At the same time as the report by Sawka and colleagues described above, there was a double-blind, randomized, controlled trial with a crossover design published by Walsh and colleagues (Table 1).[43] In this study, patients with poor QOL scores and relatively severe symptoms were selected. Of the 110 patients enrolled in this study, 85% (n=94) had autoimmune or idiopathic hypothyroidism, and the remaining 15% (n=12) had postsurgical hypothyroidism, a history of Graves' disease, or Hashimoto's disease. The daily T4 dose taken by each patient was reduced by 50 μg and replaced with either 50 μg of T4 (monotherapy) or 10 μg liothyronine (combination therapy).[43] Each treatment was given for a 10-week period, and these 2 periods were separated by a 4-week washout period, during which patients resumed their usual T4 dosage. No significant difference in cognitive function, QOL, Thyroid Symptom Questionnaire, subjective satisfaction with treatment, or 8 of 10 VAS scores was identified between treatment groups.[43] In the discussion, Walsh and colleagues highlighted the importance of the treatment and washout period lengths. They stated that the study by Bunevicius did not allow a long enough time period (only 5 weeks) to achieve equilibrium or to allow the effects of the previous therapy to clear (no washout).

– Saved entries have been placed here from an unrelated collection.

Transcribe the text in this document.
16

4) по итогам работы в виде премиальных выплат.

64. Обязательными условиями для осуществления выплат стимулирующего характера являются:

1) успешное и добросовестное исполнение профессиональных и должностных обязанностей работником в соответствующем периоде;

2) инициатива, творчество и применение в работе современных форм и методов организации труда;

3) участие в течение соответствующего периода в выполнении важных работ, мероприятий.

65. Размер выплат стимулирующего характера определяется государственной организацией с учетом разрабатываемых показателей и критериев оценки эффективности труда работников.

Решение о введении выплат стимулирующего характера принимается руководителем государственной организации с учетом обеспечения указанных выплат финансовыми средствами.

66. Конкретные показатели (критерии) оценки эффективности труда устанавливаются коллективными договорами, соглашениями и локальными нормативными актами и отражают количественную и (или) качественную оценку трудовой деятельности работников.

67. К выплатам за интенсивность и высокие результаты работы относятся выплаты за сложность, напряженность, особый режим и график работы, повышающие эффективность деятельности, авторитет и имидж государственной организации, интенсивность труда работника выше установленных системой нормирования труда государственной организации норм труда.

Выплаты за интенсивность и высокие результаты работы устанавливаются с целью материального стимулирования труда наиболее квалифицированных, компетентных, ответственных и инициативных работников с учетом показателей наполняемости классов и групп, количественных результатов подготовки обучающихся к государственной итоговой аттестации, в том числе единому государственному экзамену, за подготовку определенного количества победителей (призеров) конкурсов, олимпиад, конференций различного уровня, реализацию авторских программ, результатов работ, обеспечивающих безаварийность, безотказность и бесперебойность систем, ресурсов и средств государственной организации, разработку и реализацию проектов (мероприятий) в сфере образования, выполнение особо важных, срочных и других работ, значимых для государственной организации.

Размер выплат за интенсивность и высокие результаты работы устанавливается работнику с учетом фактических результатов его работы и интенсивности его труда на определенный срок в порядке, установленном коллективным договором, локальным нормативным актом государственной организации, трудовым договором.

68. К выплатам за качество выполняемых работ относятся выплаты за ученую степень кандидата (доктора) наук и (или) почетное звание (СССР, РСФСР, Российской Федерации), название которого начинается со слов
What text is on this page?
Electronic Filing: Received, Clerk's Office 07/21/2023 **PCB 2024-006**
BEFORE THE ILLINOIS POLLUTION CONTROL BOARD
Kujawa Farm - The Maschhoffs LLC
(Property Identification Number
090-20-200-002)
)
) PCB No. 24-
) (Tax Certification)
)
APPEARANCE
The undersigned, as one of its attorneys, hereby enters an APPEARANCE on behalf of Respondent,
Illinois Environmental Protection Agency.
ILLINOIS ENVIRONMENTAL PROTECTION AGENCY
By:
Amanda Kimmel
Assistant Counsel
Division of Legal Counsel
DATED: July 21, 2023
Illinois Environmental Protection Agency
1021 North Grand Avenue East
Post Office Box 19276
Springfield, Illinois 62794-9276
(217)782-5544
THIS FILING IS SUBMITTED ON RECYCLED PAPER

In another trial, Siegmund and colleagues conducted a double-blind, randomized, controlled crossover trial[42] in 23 patients with hypothyroidism due to surgery/radioablation (n=21) or autoimmune thyroiditis (n=2) (Table 1). The patients received either 100% of their previous T4 dose or 95% of the previous dose with the remaining 5% replaced by T3 (combination therapy). They found that TSH levels were suppressed to a greater degree with combination therapy than with T4 therapy alone, but measurements of mood and cognitive function did not differ between the 2 treatment groups.[42] Interestingly, mood was significantly impaired (n=8) and subclinical hyperthyroidism (characterized by an increase in steady-state free T3 levels) was identified in the patients taking combination therapy.[42] These authors again cited the short treatment period and thyroid cancer population used in the Bunevicius study to explain the differences between their results and the landmark report. Finally, Rodriguez and colleagues focused on a reduction in fatigue as a clinical end point of T4/T3 combination therapy,[45] with secondary end points consisting of improvement in depressive symptoms and working memory, as well as the serum thyroid hormone profile and other physical parameters (Table 1).[45] They selected 30 patients with a diagnosis of primary hypothyroidism stabilized with T4 monotherapy from diabetes and endocrinology clinics. The patients were screened for evidence of significant fatigue and symptoms of depression or anxiety. The investigators assigned patients into the following 2 categories: (1) 14 patients to a normal dose of T4 plus a placebo and (2) 16 patients to a normal T4 dose minus 50 μg combined with 10 μg of T3.[45] Importantly, they used a 6-week treatment period (versus 5 weeks in the Bunevicius trial) allowing T4 hormone levels to reach a steady state, and added a washout period for patients receiving combination therapy before crossing over to the opposite treatment. While only 27 patients completed the trial, there were no significant differences in fatigue or symptoms of depression identified between treatment groups suggesting that combination therapy was not significantly better than T4 monotherapy.[45] Collectively, this group of studies largely refuted the initial landmark report that combination T4/T3 therapy improves neurocognitive measures.